Australian Government report recommends increased ME/CFS research funding

An Australian Parliamentary Report into long COVID has included a specific recommendation on ME/CFS research funding and even produced an addendum centring on ME/CFS ‘given the volume of evidence regarding ME/CFS received, the Committee considers it is useful to acknowledge and discuss this topic.’

Following a referral on 1 September 2022 from the Minister for Health and Aged Care, the House of Representative’s Standing Committee on Health, Aged Care and Sport inquired into Long COVID and Repeated COVID Infections. The Report ‘Sick and tired: Casting a long shadow’ was published in April 2023 and significantly in the Chair’s Forward to the Report, Dr Mike Freelander MP acknowledged

We have received many submissions from individuals suffering from Myalgic Encephalomyelitis/Chronic Fatigue Syndrome (ME/CFS). Whilst there may be some crossover with long COVID, we believe that long COVID is a separate issue to this.

Nevertheless, the ME/CFS community should be supported and researched developed to assist them and provide support.

In consequence of submissions received and evidence reviewed, Recommendation 8 of the Report stated specifically that

The Committee recommends funding be made available for Myalgic Encephalomyelitis/Chronic Fatigue Syndrome (ME/CFS) research and patient support and that this funding should be allocated in consultation with peak bodies for ME/CFS and with note of the recommendations of the ME/CFS Advisory Committee’s 2019 report to the National Health and Medical Research Council.

Overall, AUS$50m in additonal government funding has been pledged by Health Minister Mark Butler MP towards research into long COVID with better data collection, guidelines for treatment, a national summit to review Australia’s response to COVID (including long COVID), more support and education for GPs to treat long COVID, and a panel to advise on indoor air quality also mooted alongside a national plan.

In general, the addendum discussion fell under 2 headings

1. A possible overlap between long COVID and ME/CFS, both in terms of their definitions and/or symptoms.

The Report concluded “The Committee notes the clinical parallels between ME/CFS and long COVID. However, in the absence of strong evidence establishing that these are the same condition, the Committee agrees with the AIHW [Australian Institute of Health and Welfare] that these conditions should not be conflated.”

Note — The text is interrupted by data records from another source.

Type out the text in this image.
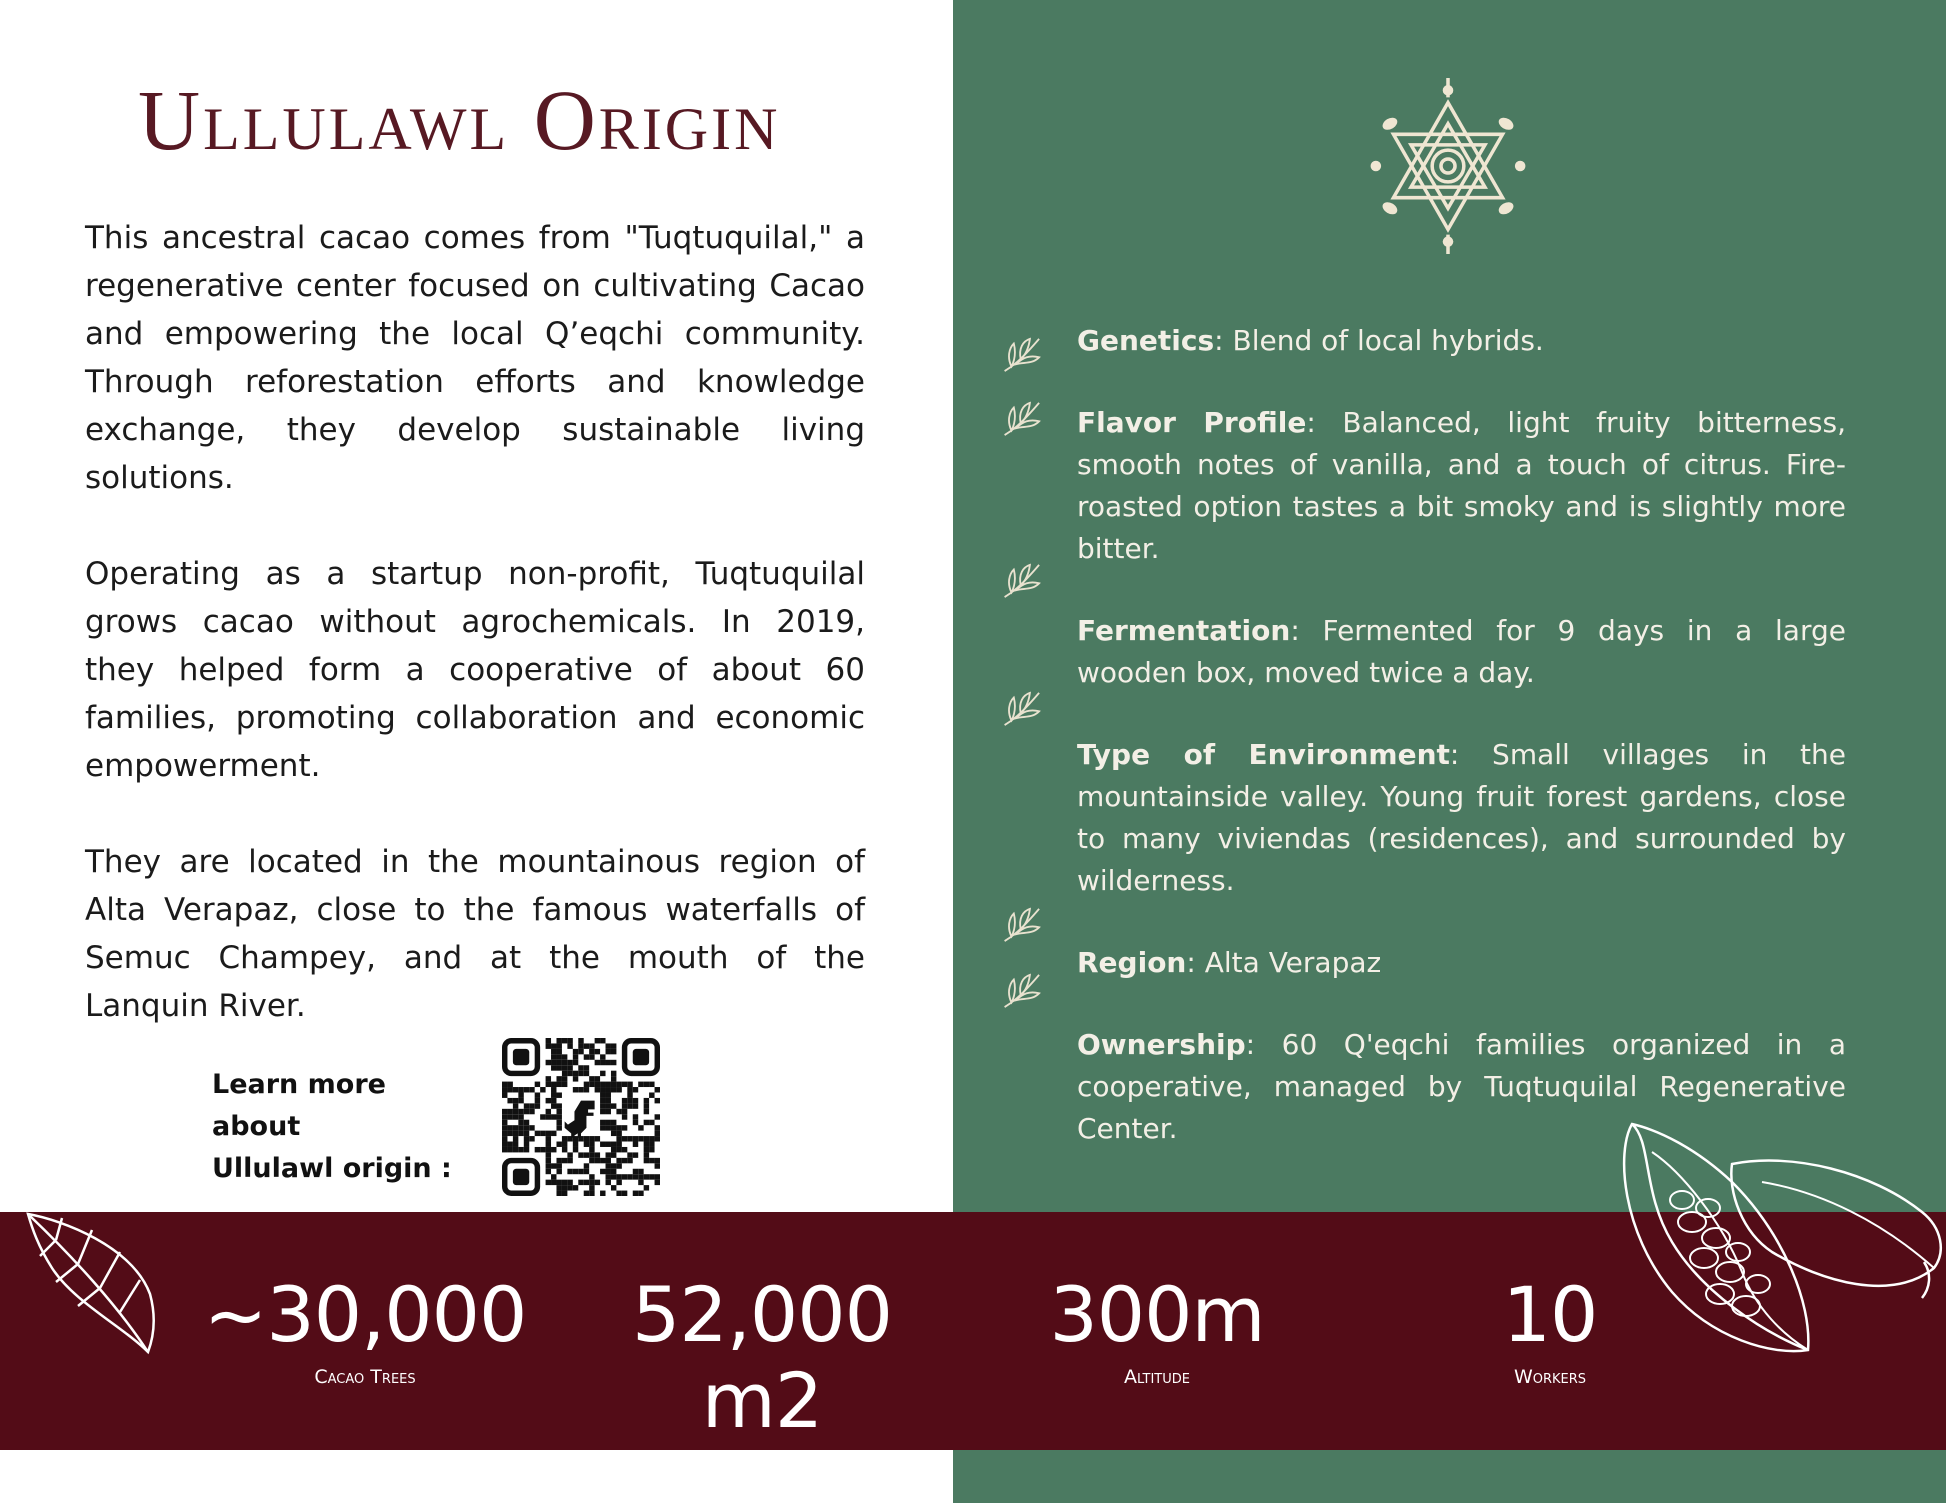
Ullulawl Origin

This ancestral cacao comes from "Tuqtuquilal," a regenerative center focused on cultivating Cacao and empowering the local Q’eqchi community. Through reforestation efforts and knowledge exchange, they develop sustainable living solutions.

Operating as a startup non-profit, Tuqtuquilal grows cacao without agrochemicals. In 2019, they helped form a cooperative of about 60 families, promoting collaboration and economic empowerment.

They are located in the mountainous region of Alta Verapaz, close to the famous waterfalls of Semuc Champey, and at the mouth of the Lanquin River.

Learn more about
Ullulawl origin :
Genetics: Blend of local hybrids.
Flavor Profile: Balanced, light fruity bitterness, smooth notes of vanilla, and a touch of citrus. Fire-roasted option tastes a bit smoky and is slightly more bitter.
Fermentation: Fermented for 9 days in a large wooden box, moved twice a day.
Type of Environment: Small villages in the mountainside valley. Young fruit forest gardens, close to many viviendas (residences), and surrounded by wilderness.
Region: Alta Verapaz
Ownership: 60 Q'eqchi families organized in a cooperative, managed by Tuqtuquilal Regenerative Center.
~30,000
Cacao Trees
52,000 m2
Land Size
300m
Altitude
10
Workers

The addendum narrated submissions which showed that current working definitions of long COVID are not yet specific and overlap significantly with other post-infectious illnesses but that clinical evidence about a possible overlap between ME/CFS and long COVID is not yet clear.

Overall, the Report stood on the terms of the AIHW paper, ‘Long COVID in Australia – a review of the literature’ which indicated that “further research is needed to investigate the relationships between the 2 conditions [long COVID and ME/CFS] and care should be taken not to conflate the 2 conditions until more is understood.” The AIHW further noted that “…ongoing symptoms post infection is not limited to long COVID and ME/CFS. Various other infections have been known to cause chronic symptoms collectively referred to as post-acute infection syndromes.”

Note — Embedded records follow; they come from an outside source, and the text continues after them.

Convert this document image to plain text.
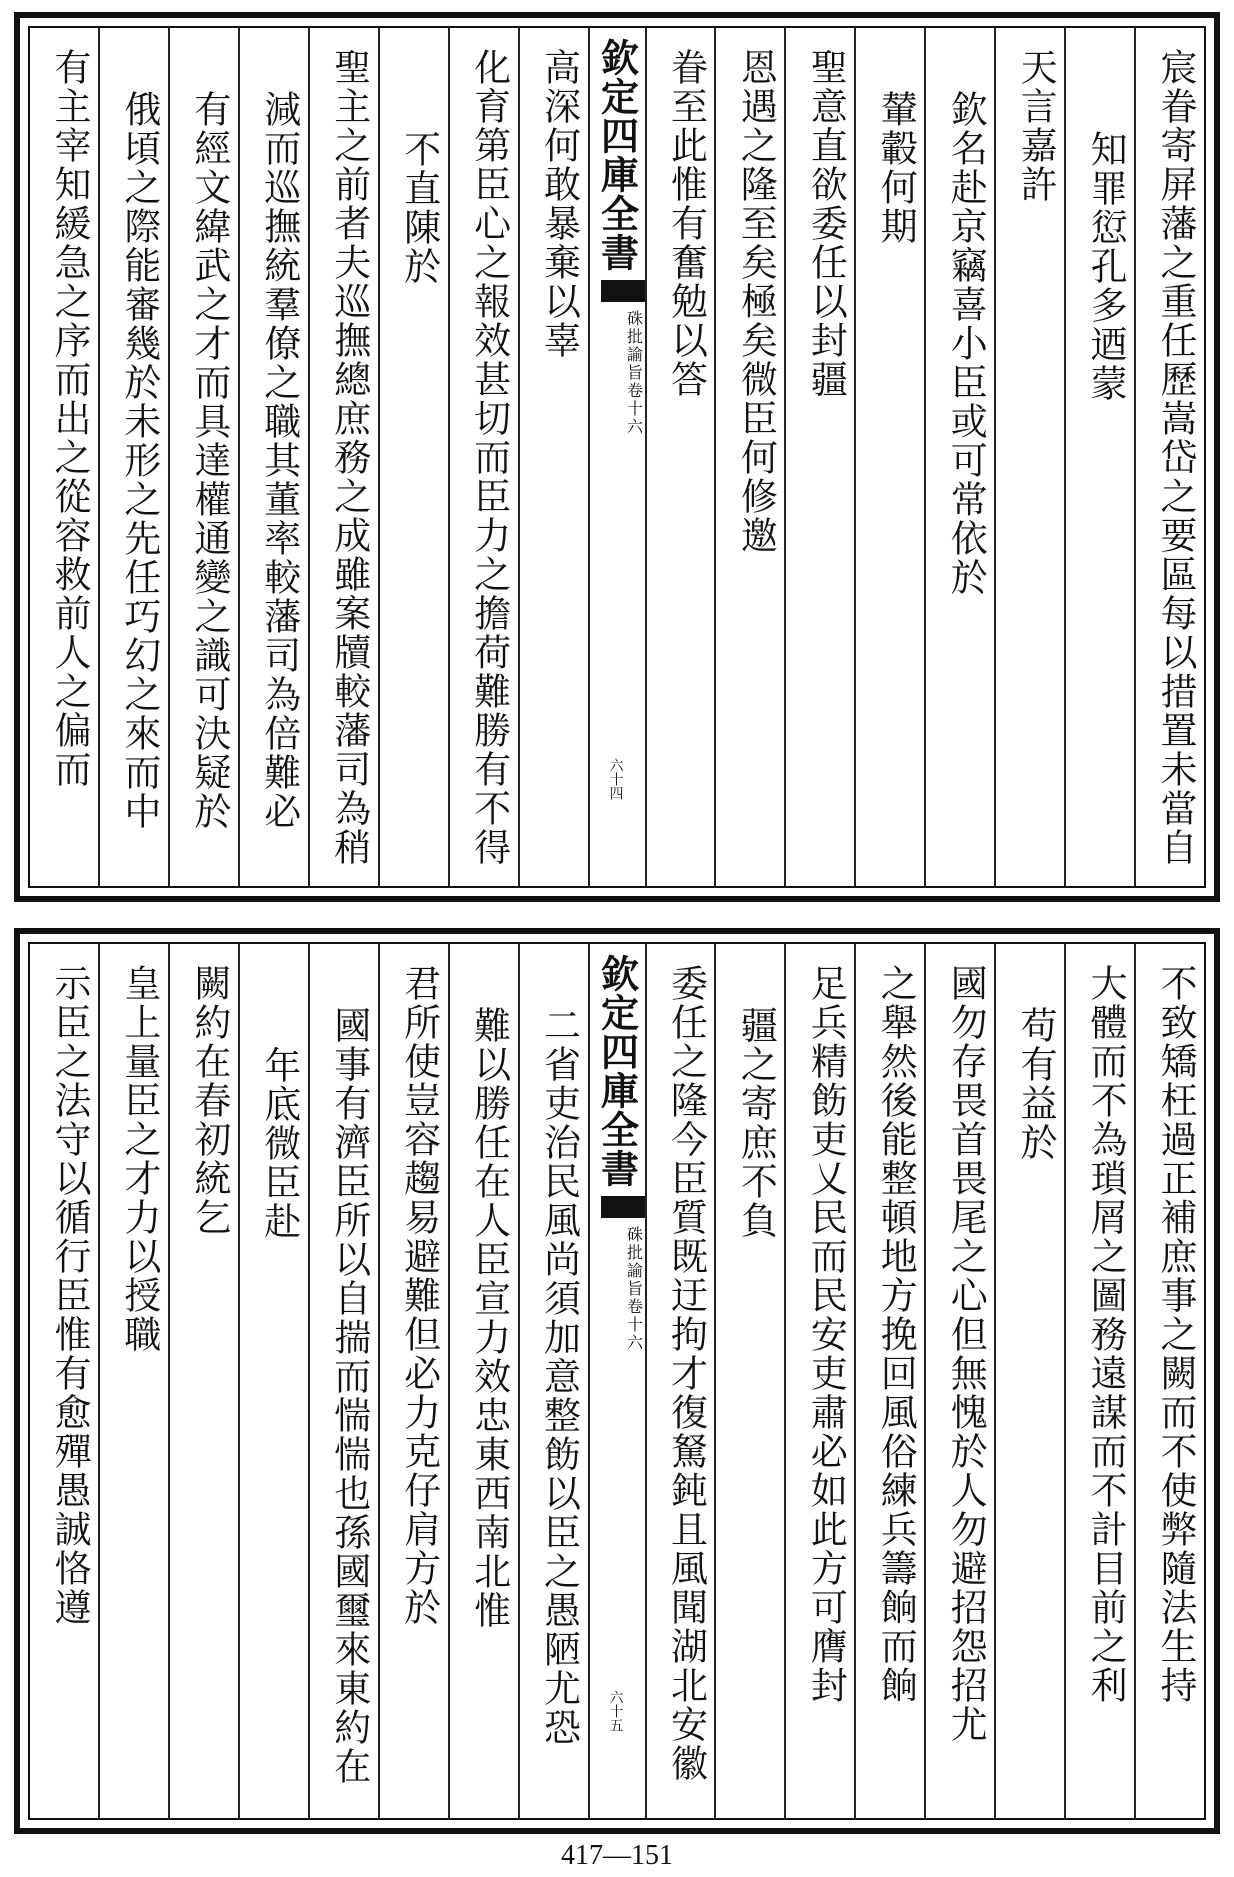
宸眷寄屏藩之重任歷嵩岱之要區每以措置未當自
知罪愆孔多迺蒙
天言嘉許
欽名赴京竊喜小臣或可常依於
輦轂何期
聖意直欲委任以封疆
恩遇之隆至矣極矣微臣何修邀
眷至此惟有奮勉以答
欽定四庫全書
硃批諭旨
卷十六
六十四
高深何敢暴棄以辜
化育第臣心之報效甚切而臣力之擔荷難勝有不得
不直陳於
聖主之前者夫巡撫總庶務之成雖案牘較藩司為稍
減而巡撫統羣僚之職其董率較藩司為倍難必
有經文緯武之才而具達權通變之識可決疑於
俄頃之際能審幾於未形之先任巧幻之來而中
有主宰知緩急之序而出之從容救前人之偏而
不致矯枉過正補庶事之闕而不使弊隨法生持
大體而不為瑣屑之圖務遠謀而不計目前之利
苟有益於
國勿存畏首畏尾之心但無愧於人勿避招怨招尤
之舉然後能整頓地方挽回風俗練兵籌餉而餉
足兵精飭吏乂民而民安吏肅必如此方可膺封
疆之寄庶不負
委任之隆今臣質既迂拘才復駑鈍且風聞湖北安徽
欽定四庫全書
硃批諭旨
卷十六
六十五
二省吏治民風尚須加意整飭以臣之愚陋尤恐
難以勝任在人臣宣力效忠東西南北惟
君所使豈容趨易避難但必力克仔肩方於
國事有濟臣所以自揣而惴惴也孫國璽來東約在
年底微臣赴
闕約在春初統乞
皇上量臣之才力以授職
示臣之法守以循行臣惟有愈殫愚誠恪遵
417—151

2. Individuals’ experiences with ME/CFS, which some submitters and witnesses argued were relevant to inform a response to long COVID given apparent similarities between the conditions.

In the final words of the addendum the “Committee acknowledges the challenges that individuals with ME/CFS in Australia face.”

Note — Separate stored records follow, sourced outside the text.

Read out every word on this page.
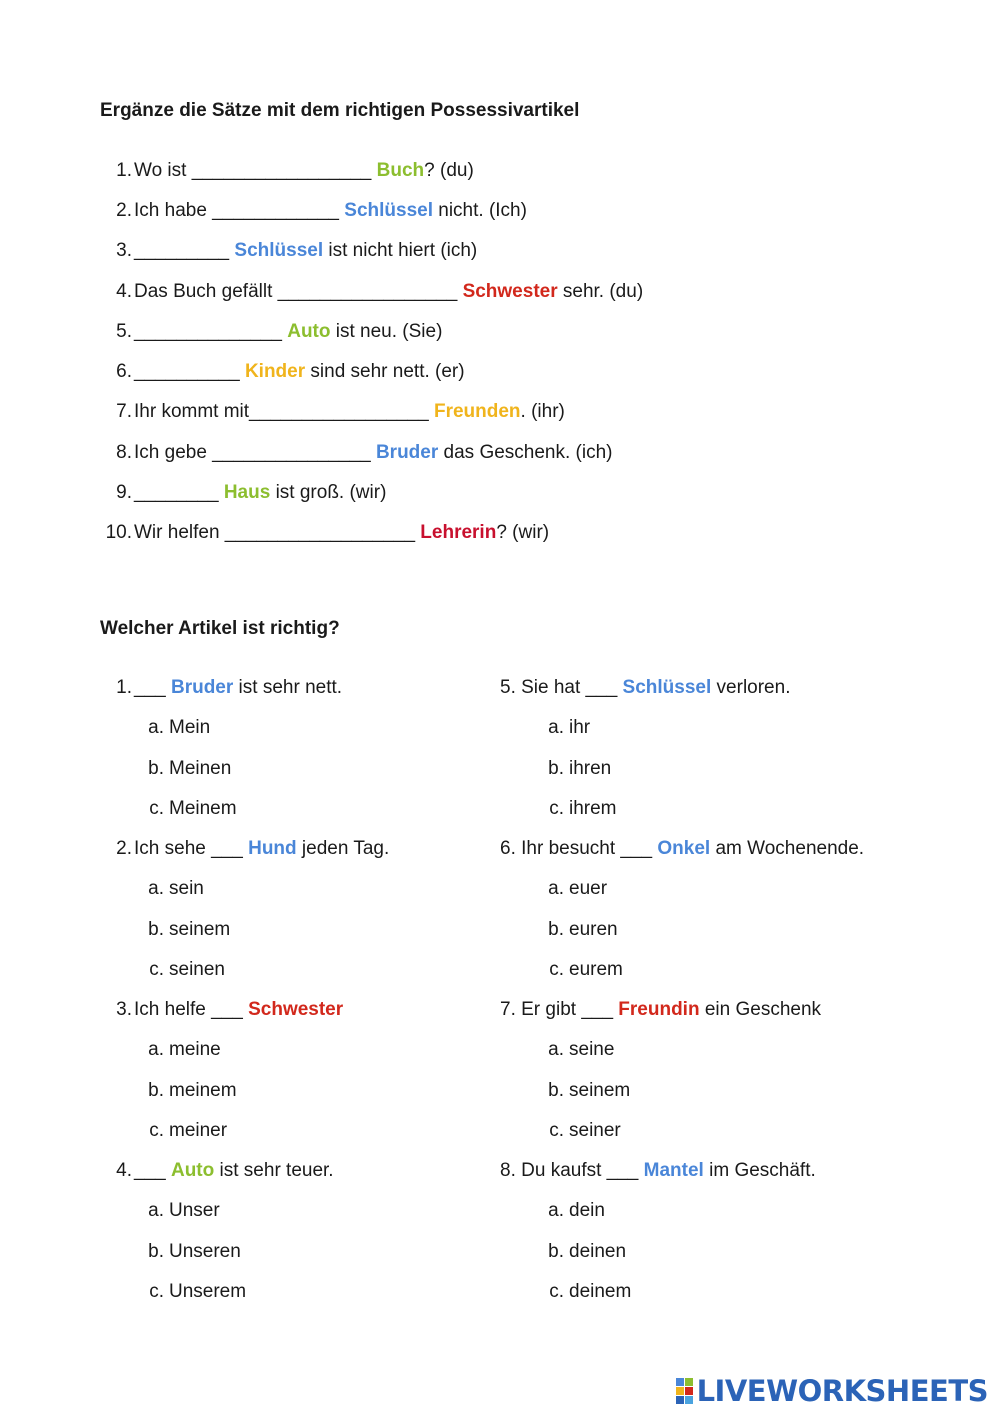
Ergänze die Sätze mit dem richtigen Possessivartikel
1. Wo ist _________________ Buch? (du)
2. Ich habe ____________ Schlüssel nicht. (Ich)
3. _________ Schlüssel ist nicht hiert (ich)
4. Das Buch gefällt _________________ Schwester sehr. (du)
5. ______________ Auto ist neu. (Sie)
6. __________ Kinder sind sehr nett. (er)
7. Ihr kommt mit_________________ Freunden. (ihr)
8. Ich gebe _______________ Bruder das Geschenk. (ich)
9. ________ Haus ist groß. (wir)
10. Wir helfen __________________ Lehrerin? (wir)
Welcher Artikel ist richtig?
1. ___ Bruder ist sehr nett.
a. Mein
b. Meinen
c. Meinem
2. Ich sehe ___ Hund jeden Tag.
a. sein
b. seinem
c. seinen
3. Ich helfe ___ Schwester
a. meine
b. meinem
c. meiner
4. ___ Auto ist sehr teuer.
a. Unser
b. Unseren
c. Unserem
5. Sie hat ___ Schlüssel verloren.
a. ihr
b. ihren
c. ihrem
6. Ihr besucht ___ Onkel am Wochenende.
a. euer
b. euren
c. eurem
7. Er gibt ___ Freundin ein Geschenk
a. seine
b. seinem
c. seiner
8. Du kaufst ___ Mantel im Geschäft.
a. dein
b. deinen
c. deinem
LIVEWORKSHEETS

The committee was no doubt moved by the submissions made by notable Australian ME/CFS organisations as the addendum carried quotes from Emerge Australia who submitted that the country was

…unprepared for Long COVID, because the medical profession has long neglected and ignored patients with post-infection disease. The scale of the COVID-19 pandemic, and subsequent numbers of Long COVID patients, has been so large the world has been forced to acknowledge what the ME/CFS community, and clinicians and researchers in the field, have long known: post-infection disease is real and devastating

with ME/CFS Australia, noting in its submission that

Evidence continues to indicate that people with ME/CFS are disparaged by many health practitioners, experiencing stigma that impacts the health and well-being of those affected and undermining the prevention, early diagnosis, management and health outcomes of the condition…There is no designated specialty for ME/CFS, so diagnosis and management usually take place in primary care. Doctors, nurses and allied health practitioners in General Practice need to be supported by information, education and tools to deliver both early diagnosis and effective ME/CFS care

The Report and addendum have been widely covered in the Australian press with former ME Research UK-funded researcher Dr Brett Lidbury quoted on ABC News suggesting “….. 30 years of dedicated post-viral fatigue research could give scientists “a massive head-start” in understanding long COVID” referencing work done in ME/CFS.